Habituellement, j'utilise ce graphique (Statistiques sur l’exploration de la Search Console, ndlr) quand je vois un site qui se fait explorer beaucoup plus lentement que je m'attends à ce qu'il soit analysé.

Par exemple, si un site en évolution rapide se plaint de nouveaux contenus qui ne sont pas indexés, regarder cela peut vous donner une vue qui permet de savoir si c'est en raison de la vitesse du serveur ou pas.

Si je vois des choses dans la tranche 50-200Mo téléchargés par jour, ce qui semble bien, et si je vois des choses à 2000ms (millisecondes), c’est qu’il y a quelque chose qui cloche (c'est la moyenne sur toutes les demandes pour ce jour-là, de sorte que certains des téléchargements seront probablement beaucoup plus lents).

Puisque c'est juste le temps de demande d’une URL, pas le temps de la rendre ou l’afficher, les chiffres qui sont élevés auront presque certainement un effet sur la visibilité de l’utilisateur aussi.

Se concentrer aveuglément sur ce chiffre n'a pas de sens. Si un site est la plupart du temps statique, et qu’il est lent à répondre, alors nous ne manquons pas de contenu en explorant plus lentement. Nous l'avons déjà indexé de toute façon.

Le graphique est également utile si vous effectuez des modifications de serveur/backend et que vous souhaitez double-vérifier la réponse agrégée.

Si elle a un gros pic vers le haut ou vers le bas à ce moment-là, vous pouvez supposer que quelque chose a bien ou mal fonctionné.

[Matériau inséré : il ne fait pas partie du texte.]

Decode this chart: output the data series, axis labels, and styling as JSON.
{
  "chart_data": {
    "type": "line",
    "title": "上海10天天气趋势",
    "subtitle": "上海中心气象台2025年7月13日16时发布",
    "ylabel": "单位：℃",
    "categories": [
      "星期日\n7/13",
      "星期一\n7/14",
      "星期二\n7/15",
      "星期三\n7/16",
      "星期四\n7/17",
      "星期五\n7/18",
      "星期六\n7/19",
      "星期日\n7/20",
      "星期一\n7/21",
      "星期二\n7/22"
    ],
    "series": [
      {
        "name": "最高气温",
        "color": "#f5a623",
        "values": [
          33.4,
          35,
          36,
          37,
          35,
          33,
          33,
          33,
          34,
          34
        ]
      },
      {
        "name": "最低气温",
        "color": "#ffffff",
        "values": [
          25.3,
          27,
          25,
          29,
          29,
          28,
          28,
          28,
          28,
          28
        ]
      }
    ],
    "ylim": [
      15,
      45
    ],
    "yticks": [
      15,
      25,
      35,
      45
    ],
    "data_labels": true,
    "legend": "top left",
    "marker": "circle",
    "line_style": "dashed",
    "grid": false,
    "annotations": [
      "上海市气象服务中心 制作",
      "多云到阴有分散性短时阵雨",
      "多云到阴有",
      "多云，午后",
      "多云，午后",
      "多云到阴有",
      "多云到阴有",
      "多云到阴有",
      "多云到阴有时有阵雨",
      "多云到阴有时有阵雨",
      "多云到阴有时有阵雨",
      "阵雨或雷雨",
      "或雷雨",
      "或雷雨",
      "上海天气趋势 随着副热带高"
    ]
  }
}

Le rapport de l'expérience utilisateur Chrome


Introduit en Octobre de l'année dernière, le rapport de l’expérience utilisateur Chrome “est un ensemble de données publiques des métriques clés de l'expérience utilisateur pour les premières origines sur le Web”, selon laquelle  :

Les données de performance incluses dans le rapport proviennent des conditions réelles, agrégées par les utilisateurs de Chrome qui ont opté pour synchroniser leur historique de navigation et avoir l'utilisation des rapports statistiques activés.

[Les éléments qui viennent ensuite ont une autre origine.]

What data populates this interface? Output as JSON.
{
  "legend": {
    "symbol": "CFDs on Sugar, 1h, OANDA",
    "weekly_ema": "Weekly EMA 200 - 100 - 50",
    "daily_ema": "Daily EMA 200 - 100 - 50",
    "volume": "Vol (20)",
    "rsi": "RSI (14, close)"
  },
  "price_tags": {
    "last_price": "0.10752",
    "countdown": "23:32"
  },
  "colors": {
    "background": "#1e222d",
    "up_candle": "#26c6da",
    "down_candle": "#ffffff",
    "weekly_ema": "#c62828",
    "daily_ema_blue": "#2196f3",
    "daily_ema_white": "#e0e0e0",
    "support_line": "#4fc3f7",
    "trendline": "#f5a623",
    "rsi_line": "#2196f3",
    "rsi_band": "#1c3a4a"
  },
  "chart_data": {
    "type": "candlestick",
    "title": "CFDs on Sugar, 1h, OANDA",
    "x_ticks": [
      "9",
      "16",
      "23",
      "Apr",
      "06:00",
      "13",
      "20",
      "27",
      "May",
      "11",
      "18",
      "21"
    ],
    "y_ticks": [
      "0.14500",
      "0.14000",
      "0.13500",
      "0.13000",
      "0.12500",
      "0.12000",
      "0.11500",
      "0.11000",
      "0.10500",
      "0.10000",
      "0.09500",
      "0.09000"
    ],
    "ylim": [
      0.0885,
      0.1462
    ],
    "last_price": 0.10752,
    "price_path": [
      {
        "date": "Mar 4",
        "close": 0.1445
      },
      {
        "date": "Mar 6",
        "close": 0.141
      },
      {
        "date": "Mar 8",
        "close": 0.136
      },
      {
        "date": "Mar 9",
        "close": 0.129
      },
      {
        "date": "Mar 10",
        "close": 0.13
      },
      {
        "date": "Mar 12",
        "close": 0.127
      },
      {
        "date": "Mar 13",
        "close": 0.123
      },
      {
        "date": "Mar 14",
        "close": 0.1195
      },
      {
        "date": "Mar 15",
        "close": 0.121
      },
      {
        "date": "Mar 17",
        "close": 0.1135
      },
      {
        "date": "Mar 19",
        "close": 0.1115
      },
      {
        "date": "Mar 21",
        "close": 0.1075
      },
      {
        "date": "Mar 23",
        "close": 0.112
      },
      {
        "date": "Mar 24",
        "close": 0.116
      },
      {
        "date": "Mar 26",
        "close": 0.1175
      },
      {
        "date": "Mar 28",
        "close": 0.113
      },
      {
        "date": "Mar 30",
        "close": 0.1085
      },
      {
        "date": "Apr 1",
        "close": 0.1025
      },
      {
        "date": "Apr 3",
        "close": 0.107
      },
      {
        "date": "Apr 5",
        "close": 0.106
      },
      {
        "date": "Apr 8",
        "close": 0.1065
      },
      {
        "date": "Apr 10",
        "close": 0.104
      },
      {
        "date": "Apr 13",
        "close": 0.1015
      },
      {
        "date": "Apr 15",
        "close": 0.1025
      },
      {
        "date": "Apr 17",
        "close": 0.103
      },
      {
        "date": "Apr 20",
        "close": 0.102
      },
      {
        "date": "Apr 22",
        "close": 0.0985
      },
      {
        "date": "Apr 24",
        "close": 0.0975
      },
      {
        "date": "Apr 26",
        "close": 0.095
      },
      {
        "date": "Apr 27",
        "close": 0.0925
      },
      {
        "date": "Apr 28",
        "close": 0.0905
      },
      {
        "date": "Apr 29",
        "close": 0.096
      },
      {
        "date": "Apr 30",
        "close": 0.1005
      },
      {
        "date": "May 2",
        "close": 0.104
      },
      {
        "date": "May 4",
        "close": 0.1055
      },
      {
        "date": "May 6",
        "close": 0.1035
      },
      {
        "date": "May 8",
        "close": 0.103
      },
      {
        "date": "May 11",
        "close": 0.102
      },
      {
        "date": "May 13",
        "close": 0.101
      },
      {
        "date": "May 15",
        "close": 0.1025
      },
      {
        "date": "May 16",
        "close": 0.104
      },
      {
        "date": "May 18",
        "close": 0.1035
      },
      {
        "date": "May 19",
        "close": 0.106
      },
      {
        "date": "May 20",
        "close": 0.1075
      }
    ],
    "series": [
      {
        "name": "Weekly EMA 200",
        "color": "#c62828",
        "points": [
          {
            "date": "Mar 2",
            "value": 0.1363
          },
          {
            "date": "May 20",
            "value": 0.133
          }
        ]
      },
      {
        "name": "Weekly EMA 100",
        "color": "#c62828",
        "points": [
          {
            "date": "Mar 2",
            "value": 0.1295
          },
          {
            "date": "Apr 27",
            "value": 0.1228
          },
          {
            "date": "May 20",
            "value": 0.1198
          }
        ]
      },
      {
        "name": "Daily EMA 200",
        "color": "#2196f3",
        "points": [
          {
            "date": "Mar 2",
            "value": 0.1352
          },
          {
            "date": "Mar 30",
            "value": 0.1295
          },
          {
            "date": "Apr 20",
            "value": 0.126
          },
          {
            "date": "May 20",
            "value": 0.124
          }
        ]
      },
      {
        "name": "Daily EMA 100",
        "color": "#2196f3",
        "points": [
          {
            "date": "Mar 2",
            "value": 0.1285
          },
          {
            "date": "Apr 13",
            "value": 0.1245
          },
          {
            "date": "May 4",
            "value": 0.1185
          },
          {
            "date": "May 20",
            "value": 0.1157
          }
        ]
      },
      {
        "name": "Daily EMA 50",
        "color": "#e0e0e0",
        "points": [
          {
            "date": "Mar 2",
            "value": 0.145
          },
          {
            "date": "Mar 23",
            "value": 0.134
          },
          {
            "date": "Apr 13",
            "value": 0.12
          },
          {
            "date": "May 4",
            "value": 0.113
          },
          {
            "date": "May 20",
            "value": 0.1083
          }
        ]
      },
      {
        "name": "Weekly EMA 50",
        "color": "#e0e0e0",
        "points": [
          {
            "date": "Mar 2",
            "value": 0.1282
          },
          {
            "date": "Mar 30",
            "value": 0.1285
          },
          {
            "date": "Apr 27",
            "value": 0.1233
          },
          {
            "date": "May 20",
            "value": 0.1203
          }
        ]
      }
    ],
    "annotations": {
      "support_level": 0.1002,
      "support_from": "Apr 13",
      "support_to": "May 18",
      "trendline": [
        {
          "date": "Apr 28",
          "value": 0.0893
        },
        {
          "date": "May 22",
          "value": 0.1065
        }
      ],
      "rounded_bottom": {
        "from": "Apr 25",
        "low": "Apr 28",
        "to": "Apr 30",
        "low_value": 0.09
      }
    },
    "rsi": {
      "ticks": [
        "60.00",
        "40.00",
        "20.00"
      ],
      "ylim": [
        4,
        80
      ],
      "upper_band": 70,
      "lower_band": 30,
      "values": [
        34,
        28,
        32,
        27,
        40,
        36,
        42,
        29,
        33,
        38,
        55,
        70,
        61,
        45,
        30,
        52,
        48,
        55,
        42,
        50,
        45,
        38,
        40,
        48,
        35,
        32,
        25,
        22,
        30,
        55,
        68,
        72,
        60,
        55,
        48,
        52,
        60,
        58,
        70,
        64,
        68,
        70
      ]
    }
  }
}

Essentiellement, certains utilisateurs de Chrome permettent à leur navigateur de rapporter des métriques de temps de chargement à Google. Le rapport a actuellement un ensemble de données publiques concernant le premier million d’origines.

Rappelons à toute fin utile que le rapport de PageSpeed Insights, qui utilise désormais les données réelles de Chrome, a maintenant plusieurs éléments différents que vous pouvez consulter ici.

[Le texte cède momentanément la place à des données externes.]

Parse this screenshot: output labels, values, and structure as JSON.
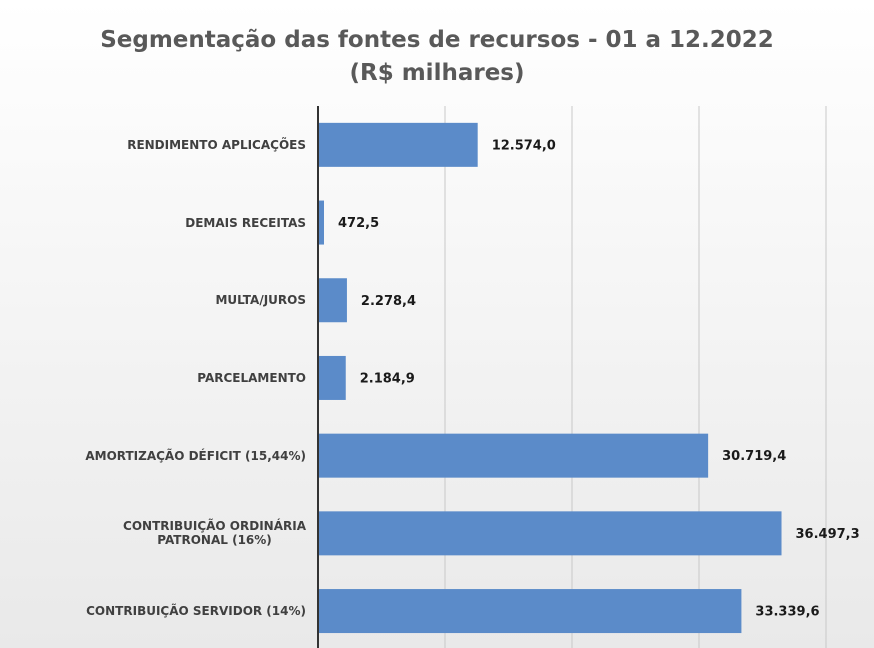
{
  "chart_data": {
    "type": "bar",
    "orientation": "horizontal",
    "title": "Segmentação das fontes de recursos - 01 a 12.2022",
    "subtitle": "(R$ milhares)",
    "categories": [
      "RENDIMENTO APLICAÇÕES",
      "DEMAIS RECEITAS",
      "MULTA/JUROS",
      "PARCELAMENTO",
      "AMORTIZAÇÃO DÉFICIT  (15,44%)",
      "CONTRIBUIÇÃO ORDINÁRIA\nPATRONAL (16%)",
      "CONTRIBUIÇÃO SERVIDOR (14%)"
    ],
    "values": [
      12574.0,
      472.5,
      2278.4,
      2184.9,
      30719.4,
      36497.3,
      33339.6
    ],
    "value_labels": [
      "12.574,0",
      "472,5",
      "2.278,4",
      "2.184,9",
      "30.719,4",
      "36.497,3",
      "33.339,6"
    ],
    "color": "#5b8bc9",
    "xlim": [
      0,
      40000
    ],
    "xticks": [
      0,
      10000,
      20000,
      30000,
      40000
    ],
    "grid": true
  }
}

Faites attention aux utilisateurs


D’une manière importante, et d’après Tom Anthony, cela signifie qu'il y a des changements que vous pouvez faire à votre site que Googlebot n'est pas capable de détecter, mais qui sont encore détectés par Google et utilisés comme un signal de classement.

Par exemple, l’on sait désormais que Googlebot ne prend pas en charge le crawling HTTP/2, mais, cependant, nous savons que Google sera en mesure de détecter les améliorations de vitesse que vous obtiendrez en déployant HTTP/2 pour vos utilisateurs.

Essentiellement, cela signifie qu'il n'y a plus de raison de s'inquiéter de la vitesse de chargement pour Googlebot, et vous devriez plutôt vous concentrer simplement sur l'amélioration des choses pour vos utilisateurs.

Vous avez encore besoin de prêter attention à Googlebot à des fins d'exploration, ce qui est une tâche différente.